Fortunately, Rob Weir either finds this kind of stuff deeply exciting, or is encouraged by his employer, IBM – an ODF supporter – to get stuck in anyway. And my, how he gets stuck in:
In the end we should put this in perspective. Can OpenOffice produce valid ODF documents? Yes, it can, and I have given an example. Can OpenOffice produce invalid documents? Yes, of course. For example when it writes out a .DOC binary file, it is not even well-formed XML. And we've seen one example, where via a conversion from OOXML, it wrote out an ODF 1.1 document that failed validation. But conformance for an application does not require that it is incapable of writing out an invalid document. Conformance requires that it is capable of writing out a valid document. And of course, success for an ODF implementation requires that its conformance to the standard is sufficient to deliver on the promises of the standard, for interoperability.
It is interesting to recall the study that Dagfinn Parnas did a few years ago. He analyzed 2.5 million web pages. He found that only 0.7% of them were valid markup. Depending on how you write the headlines, this is either an alarming statement on the low formal quality of web content, or a reassuring thought on the robustness of well-designed applications and systems. Certainly the web seems to have thrived in spite of the fact that almost every web page is in error according to the appropriate web standards. In fact I promise you that the page you are reading now is not valid, and neither is Alex Brown's, nor SC34's, nor JTC1's, nor Ecma's, nor ISO's, nor the IEC's.

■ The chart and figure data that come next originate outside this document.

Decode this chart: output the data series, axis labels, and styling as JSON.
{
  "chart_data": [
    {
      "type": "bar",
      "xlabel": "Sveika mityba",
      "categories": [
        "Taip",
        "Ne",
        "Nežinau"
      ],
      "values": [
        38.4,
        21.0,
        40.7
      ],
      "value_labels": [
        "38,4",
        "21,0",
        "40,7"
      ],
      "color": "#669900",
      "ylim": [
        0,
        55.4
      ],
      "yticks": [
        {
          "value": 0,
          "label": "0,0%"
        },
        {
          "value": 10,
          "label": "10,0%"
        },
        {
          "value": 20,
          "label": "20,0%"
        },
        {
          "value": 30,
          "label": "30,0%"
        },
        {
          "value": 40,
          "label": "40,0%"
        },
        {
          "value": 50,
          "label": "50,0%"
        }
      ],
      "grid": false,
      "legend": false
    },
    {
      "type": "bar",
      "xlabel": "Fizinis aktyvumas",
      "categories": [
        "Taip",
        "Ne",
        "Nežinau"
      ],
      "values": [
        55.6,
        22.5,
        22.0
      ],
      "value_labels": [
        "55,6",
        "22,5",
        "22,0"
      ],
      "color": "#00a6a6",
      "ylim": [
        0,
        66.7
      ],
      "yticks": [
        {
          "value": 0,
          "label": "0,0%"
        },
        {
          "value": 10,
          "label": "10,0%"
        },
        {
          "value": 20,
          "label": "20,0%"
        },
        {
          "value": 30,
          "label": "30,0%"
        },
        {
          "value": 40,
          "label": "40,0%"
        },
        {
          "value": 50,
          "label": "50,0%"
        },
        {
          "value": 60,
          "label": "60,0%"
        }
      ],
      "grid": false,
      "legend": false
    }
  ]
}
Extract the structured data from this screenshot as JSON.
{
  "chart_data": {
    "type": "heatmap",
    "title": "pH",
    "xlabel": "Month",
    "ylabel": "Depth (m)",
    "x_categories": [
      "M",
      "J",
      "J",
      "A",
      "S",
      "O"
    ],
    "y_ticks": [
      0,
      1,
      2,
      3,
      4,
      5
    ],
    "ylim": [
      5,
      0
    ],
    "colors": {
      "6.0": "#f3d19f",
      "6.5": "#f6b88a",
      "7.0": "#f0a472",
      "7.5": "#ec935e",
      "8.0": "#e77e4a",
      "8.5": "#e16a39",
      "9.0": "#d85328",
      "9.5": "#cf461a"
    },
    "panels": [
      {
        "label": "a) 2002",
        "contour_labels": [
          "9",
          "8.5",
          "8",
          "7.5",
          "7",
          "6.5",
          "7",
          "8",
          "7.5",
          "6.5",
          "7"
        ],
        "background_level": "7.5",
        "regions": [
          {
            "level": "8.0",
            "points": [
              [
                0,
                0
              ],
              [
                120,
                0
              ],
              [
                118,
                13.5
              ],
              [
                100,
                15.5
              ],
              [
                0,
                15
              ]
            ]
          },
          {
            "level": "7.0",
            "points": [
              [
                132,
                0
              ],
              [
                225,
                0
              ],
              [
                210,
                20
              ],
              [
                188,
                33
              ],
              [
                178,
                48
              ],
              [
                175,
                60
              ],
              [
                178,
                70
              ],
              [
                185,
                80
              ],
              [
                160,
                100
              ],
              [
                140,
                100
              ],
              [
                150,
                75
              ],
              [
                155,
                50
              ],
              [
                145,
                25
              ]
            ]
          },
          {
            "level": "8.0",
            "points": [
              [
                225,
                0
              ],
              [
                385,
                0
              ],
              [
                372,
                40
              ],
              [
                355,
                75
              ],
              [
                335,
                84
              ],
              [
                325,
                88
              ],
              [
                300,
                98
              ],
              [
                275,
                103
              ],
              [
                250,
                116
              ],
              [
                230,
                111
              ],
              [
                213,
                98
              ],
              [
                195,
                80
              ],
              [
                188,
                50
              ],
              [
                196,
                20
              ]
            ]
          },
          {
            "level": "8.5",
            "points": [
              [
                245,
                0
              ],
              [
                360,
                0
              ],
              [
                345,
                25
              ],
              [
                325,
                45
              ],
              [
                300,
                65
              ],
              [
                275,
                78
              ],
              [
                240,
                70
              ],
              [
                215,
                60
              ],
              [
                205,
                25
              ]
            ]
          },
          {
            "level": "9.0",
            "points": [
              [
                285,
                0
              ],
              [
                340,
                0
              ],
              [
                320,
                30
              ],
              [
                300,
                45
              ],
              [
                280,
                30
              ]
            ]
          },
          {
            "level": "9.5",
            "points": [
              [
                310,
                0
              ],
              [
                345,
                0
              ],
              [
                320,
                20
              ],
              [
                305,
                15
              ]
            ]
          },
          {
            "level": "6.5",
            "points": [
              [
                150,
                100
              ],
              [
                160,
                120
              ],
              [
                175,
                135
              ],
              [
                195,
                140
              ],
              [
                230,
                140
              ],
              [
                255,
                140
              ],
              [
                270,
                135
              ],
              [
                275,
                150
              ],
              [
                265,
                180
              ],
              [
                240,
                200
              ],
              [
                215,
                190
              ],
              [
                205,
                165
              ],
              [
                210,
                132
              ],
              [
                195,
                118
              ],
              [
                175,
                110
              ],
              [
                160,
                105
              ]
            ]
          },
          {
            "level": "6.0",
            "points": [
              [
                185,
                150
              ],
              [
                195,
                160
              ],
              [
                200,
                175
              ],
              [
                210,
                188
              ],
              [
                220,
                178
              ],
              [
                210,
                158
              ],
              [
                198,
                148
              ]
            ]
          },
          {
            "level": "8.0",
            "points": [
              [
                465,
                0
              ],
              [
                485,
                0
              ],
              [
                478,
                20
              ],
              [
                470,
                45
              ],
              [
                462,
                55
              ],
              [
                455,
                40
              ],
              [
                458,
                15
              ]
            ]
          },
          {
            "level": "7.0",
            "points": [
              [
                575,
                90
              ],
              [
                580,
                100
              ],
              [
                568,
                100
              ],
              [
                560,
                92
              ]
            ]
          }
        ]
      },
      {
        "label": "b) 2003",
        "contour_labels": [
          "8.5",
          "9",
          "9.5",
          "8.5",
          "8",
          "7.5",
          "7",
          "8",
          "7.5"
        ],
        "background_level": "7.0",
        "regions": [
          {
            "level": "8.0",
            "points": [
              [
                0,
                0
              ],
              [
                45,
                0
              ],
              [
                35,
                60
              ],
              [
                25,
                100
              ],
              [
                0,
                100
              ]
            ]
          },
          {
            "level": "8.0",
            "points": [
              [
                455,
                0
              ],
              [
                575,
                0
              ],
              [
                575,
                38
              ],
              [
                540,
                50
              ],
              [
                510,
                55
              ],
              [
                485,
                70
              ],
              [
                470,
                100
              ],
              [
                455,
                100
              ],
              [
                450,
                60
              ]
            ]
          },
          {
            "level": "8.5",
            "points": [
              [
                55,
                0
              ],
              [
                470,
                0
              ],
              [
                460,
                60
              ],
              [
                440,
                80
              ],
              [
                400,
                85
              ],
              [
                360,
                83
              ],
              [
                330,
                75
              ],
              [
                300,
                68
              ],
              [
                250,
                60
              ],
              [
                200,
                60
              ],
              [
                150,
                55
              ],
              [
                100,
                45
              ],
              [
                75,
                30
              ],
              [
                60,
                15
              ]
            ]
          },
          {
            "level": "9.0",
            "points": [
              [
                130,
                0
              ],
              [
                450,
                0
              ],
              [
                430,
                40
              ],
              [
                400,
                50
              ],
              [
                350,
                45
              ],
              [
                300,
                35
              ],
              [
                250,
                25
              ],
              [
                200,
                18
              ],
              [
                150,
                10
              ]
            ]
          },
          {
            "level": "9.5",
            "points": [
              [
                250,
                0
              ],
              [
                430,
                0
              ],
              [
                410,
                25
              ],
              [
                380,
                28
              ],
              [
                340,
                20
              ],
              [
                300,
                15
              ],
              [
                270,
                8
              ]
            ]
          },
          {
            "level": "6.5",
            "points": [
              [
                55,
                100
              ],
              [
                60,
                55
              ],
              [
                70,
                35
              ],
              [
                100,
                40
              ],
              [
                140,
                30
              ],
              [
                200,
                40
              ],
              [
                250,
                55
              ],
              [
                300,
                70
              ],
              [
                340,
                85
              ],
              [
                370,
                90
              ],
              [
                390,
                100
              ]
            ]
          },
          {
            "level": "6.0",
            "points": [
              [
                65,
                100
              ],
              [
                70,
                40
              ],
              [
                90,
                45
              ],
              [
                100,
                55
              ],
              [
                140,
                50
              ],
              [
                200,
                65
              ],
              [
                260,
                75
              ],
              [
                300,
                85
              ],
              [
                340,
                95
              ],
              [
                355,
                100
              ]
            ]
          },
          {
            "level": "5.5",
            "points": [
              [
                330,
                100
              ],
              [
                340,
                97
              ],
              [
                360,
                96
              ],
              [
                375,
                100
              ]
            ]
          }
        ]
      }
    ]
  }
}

So I suggest that ODF has a far better validation record than HTML and the web have, and that is an encouraging statement. In any case, Alex Brown's dire pronouncements on ODF validity have been weighed in the balance and found wanting.
Now, as far as I am able to follow the intricacies of Weir's argument, ODF seems to emerge pretty well from his analysis. But that's not really what interests me here. The point is standards and conformance to them are incredibly fiddly, complicated things, best left to expert who can argue over the niceties. And precisely because they are complicated, and the issues are subtle, the average IT manager on the Clapham Omnibus is going to be hopelessly overtaxed by the whole area – just like me.
What this means in practice is that Microsoft will be able to get away with blue murder, by deftly moving between all the different kinds of standards – ECMA standards, putative ISO standards, de facto standards etc. - until people charged with procuring office software will simply throw their hands up and sign on the dotted line for another ten years of Microsoft Office bondage.
Now, you might argue that the ODF side can play the same games, and I agree that some of the more, er, commercially-minded outfits might well be tempted. But there's a big difference from the OOXML world in that ODF is today a key part of the free software world. As such, there are crates of nitpickers and argumentative technical pub bores who really care about ODF and its inner wonders, and will delight in pouncing on such inaccuracies – not least because there is no love lost between them and the commercial side of things. If Sun or IBM or anyone else misbehaves, somebody will spot it, and blog about it.
OOXML, on the other hand, is essentially a product of one company, with practically no open source community around it (Novell hardly counts). This means there are unlikely to be many voices from within that community to point out inconvenient truths about OOXML conformance and suchlike, and how it really fares compared to ODF. That will be left to the few people on the outside who are both willing and able to provide critiques backed up by personal research – people like Rob Weir.
Checking standard conformance is a dirty job, but someone's got to do it.